LP: I think we know enough to see that Rosalie’s deep concerns about the HMO policy and practice black hole were well-founded as states hand off responsibility for policy and practice to corporate (insurance companies) entities managing their MLTSS programs. As Richard points out, this trend is not occurring in every state with Medicaid MLTC programs. For example, in Ohio, the area agencies on aging have been able to carve out a critical front-end role in the state’s MLTSS program, including an important care management role. In Wisconsin, the highly effective Medicaid MLTSS program is administered through the area agencies and county government agencies rather than through corporate HMOs. The general trend, however, in MLTSS states is toward the marginalization’s of the nonprofit Aging Network in the administration of LTSS services. The Aging Networks’ role in LTSS is increasingly being reduced to community service programs funded through the Older American Act and state general revenue, which together constitute a small fraction of the state Medicaid funds. I think this is precisely the scenario Rosalie feared might occur with the spread of MLTSS programs across the states.
RB/LP: What will happen in the long run? We think the issues discussed here are fundamental enough to have an influence on how things evolve. In the short run, governments, both state and federal, are so beset by problems and challenges of a budgetary and operational nature that it will take time for thinking to come around. The budgetary problems states will face already are becoming severe, and it will not take long for the Medicaid system to arrive at a funding crisis. This could lead some states to explore even more wholesale delegations of responsibility to private insurance companies. But, LTSS has never been particularly profitable, meaning the best reason for an MCO to be involved is to also be able to manage Medicare benefits to the beneficiaries. If government financial conditions become bad enough, they will turn to MCOs to limit costs, and make profitability harder. Many states have seen MCOs come and go. LTSS consumers remain. The challenge to avoid unnecessary institutionalization is a constant, and the key to effectiveness and efficiency is care management. Community-based agencies, like Area Agencies on Aging, have been there for almost fifty years and are fighting hard for the privilege of doing it. They don’t require profitability.

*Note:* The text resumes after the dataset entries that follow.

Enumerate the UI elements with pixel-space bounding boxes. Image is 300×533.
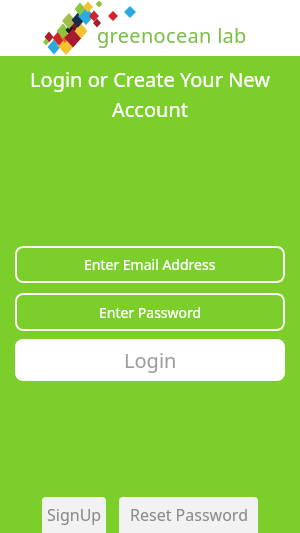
staticText: greenocean lab — [97, 22, 247, 49]
staticText: SignUp — [47, 504, 102, 526]
button[interactable]: SignUp — [42, 497, 106, 533]
staticText: Reset Password — [130, 504, 248, 526]
staticText: Login — [124, 347, 177, 374]
staticText: Enter Password — [99, 303, 202, 322]
staticText: Enter Email Address — [84, 255, 216, 274]
button[interactable]: Enter Password — [15, 293, 285, 331]
button[interactable]: Reset Password — [119, 497, 258, 533]
staticText: Login or Create Your New Account — [0, 66, 300, 123]
button[interactable]: Enter Email Address — [15, 246, 285, 283]
button[interactable]: Login — [15, 339, 285, 381]
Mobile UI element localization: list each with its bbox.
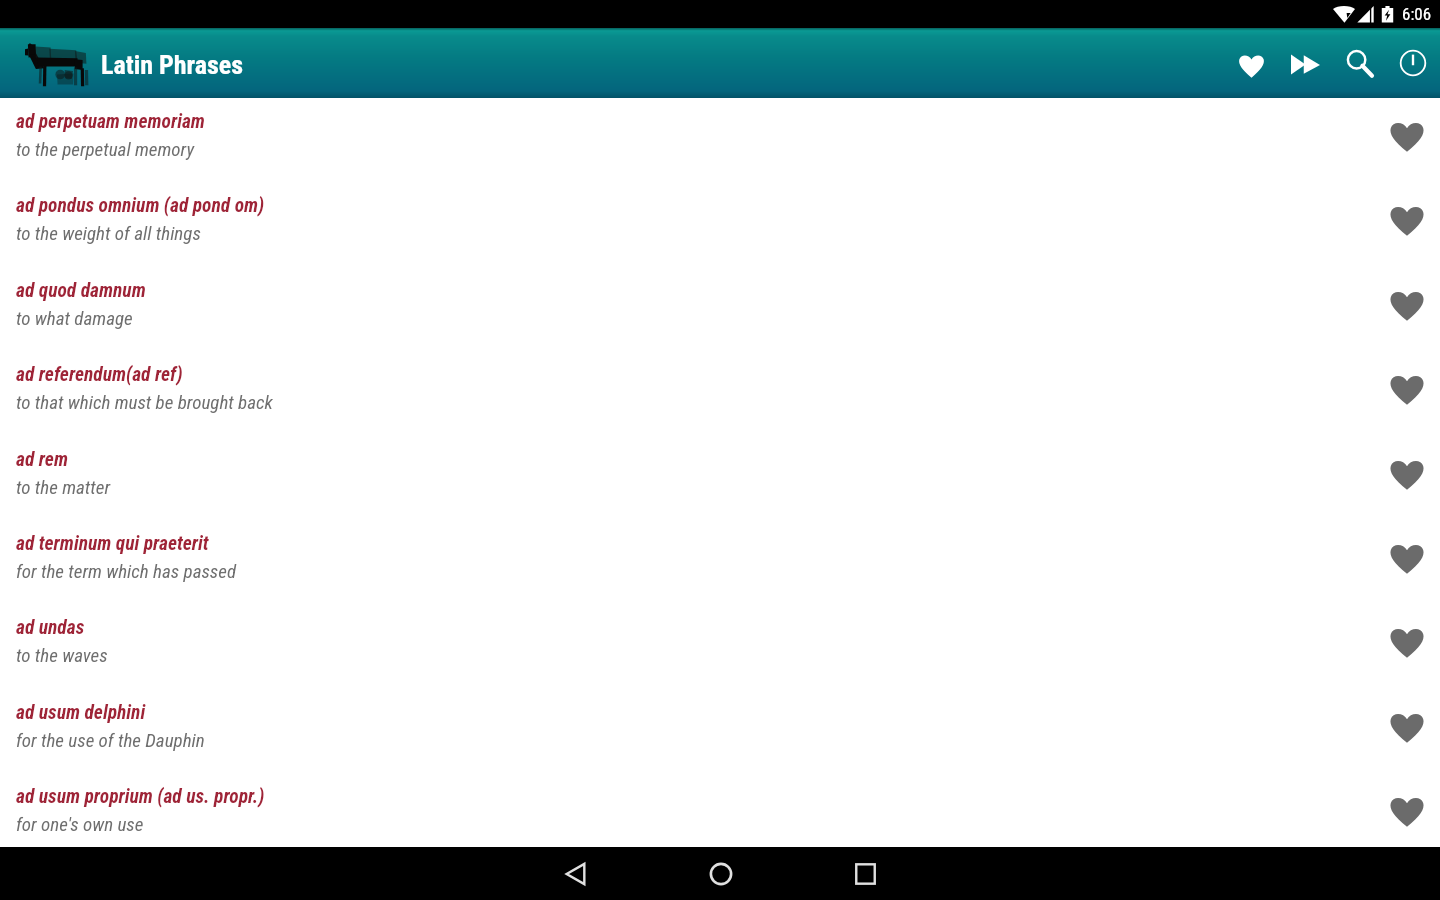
- staticText: for one's own use: [16, 813, 144, 835]
- staticText: for the term which has passed: [16, 560, 237, 582]
- button[interactable]: ad undas: [0, 604, 1440, 688]
- staticText: to the perpetual memory: [16, 138, 195, 160]
- staticText: to the weight of all things: [16, 222, 201, 244]
- staticText: to what damage: [16, 307, 133, 329]
- button[interactable]: Home: [648, 847, 793, 900]
- button[interactable]: ad referendum(ad ref): [0, 351, 1440, 435]
- button[interactable]: ad perpetuam memoriam: [0, 98, 1440, 182]
- staticText: to that which must be brought back: [16, 391, 273, 413]
- staticText: for the use of the Dauphin: [16, 729, 205, 751]
- button[interactable]: Favorites: [1224, 28, 1278, 98]
- button[interactable]: Recent apps: [793, 847, 938, 900]
- staticText: ad pondus omnium (ad pond om): [16, 194, 265, 217]
- staticText: ad referendum(ad ref): [16, 363, 183, 386]
- button[interactable]: ad usum proprium (ad us. propr.): [0, 773, 1440, 847]
- button[interactable]: Add to favorites: [1374, 98, 1440, 182]
- button[interactable]: Add to favorites: [1374, 182, 1440, 266]
- staticText: ad perpetuam memoriam: [16, 110, 205, 133]
- button[interactable]: Back: [503, 847, 648, 900]
- staticText: Latin Phrases: [101, 50, 244, 80]
- button[interactable]: Add to favorites: [1374, 773, 1440, 847]
- button[interactable]: ad terminum qui praeterit: [0, 520, 1440, 604]
- staticText: ad usum proprium (ad us. propr.): [16, 785, 265, 808]
- button[interactable]: Add to favorites: [1374, 267, 1440, 351]
- button[interactable]: Add to favorites: [1374, 351, 1440, 435]
- button[interactable]: Next phrase: [1278, 28, 1332, 98]
- button[interactable]: ad rem: [0, 436, 1440, 520]
- button[interactable]: ad pondus omnium (ad pond om): [0, 182, 1440, 266]
- staticText: ad undas: [16, 616, 85, 639]
- staticText: ad terminum qui praeterit: [16, 532, 209, 555]
- button[interactable]: Add to favorites: [1374, 520, 1440, 604]
- button[interactable]: Add to favorites: [1374, 689, 1440, 773]
- staticText: ad quod damnum: [16, 279, 146, 302]
- button[interactable]: Add to favorites: [1374, 604, 1440, 688]
- staticText: ad rem: [16, 448, 68, 471]
- staticText: to the matter: [16, 476, 111, 498]
- staticText: to the waves: [16, 644, 108, 666]
- button[interactable]: About: [1386, 28, 1440, 98]
- button[interactable]: Search: [1332, 28, 1386, 98]
- button[interactable]: ad usum delphini: [0, 689, 1440, 773]
- staticText: ad usum delphini: [16, 701, 146, 724]
- button[interactable]: Add to favorites: [1374, 436, 1440, 520]
- button[interactable]: ad quod damnum: [0, 267, 1440, 351]
- staticText: 6:06: [1402, 4, 1432, 24]
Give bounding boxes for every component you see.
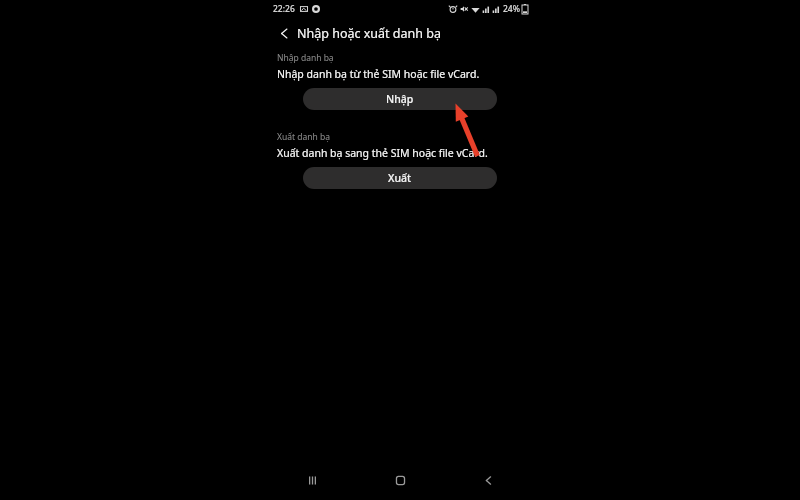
button[interactable]: Home — [356, 464, 444, 500]
staticText: Xuất danh bạ — [277, 131, 330, 143]
staticText: Xuất — [388, 171, 412, 185]
button[interactable]: Xuất — [303, 167, 497, 189]
staticText: Nhập danh bạ — [277, 52, 334, 64]
button[interactable]: Back — [273, 22, 295, 44]
staticText: 24% — [503, 3, 520, 15]
staticText: Nhập danh bạ từ thẻ SIM hoặc file vCard. — [277, 67, 480, 81]
staticText: Nhập — [386, 92, 414, 106]
staticText: Xuất danh bạ sang thẻ SIM hoặc file vCar… — [277, 146, 488, 160]
staticText: 22:26 — [273, 3, 295, 15]
button[interactable]: Back — [444, 464, 532, 500]
button[interactable]: Nhập — [303, 88, 497, 110]
button[interactable]: Recents — [268, 464, 356, 500]
staticText: Nhập hoặc xuất danh bạ — [297, 25, 441, 42]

Rosalie would think that was a good thing.
Richard Browdie is founder and principal at Browdie Consulting. Previous to consulting he spent 17 years as President and CEO of the Benjamin Rose Institute on Aging in Cleveland, and about four decades advocating for older adults. Larry Polivka, PhD, is the executive director of the Claude Pepper Center and scholar-in-residence with the Claude Pepper Foundation, at Florida State University in Tallahassee.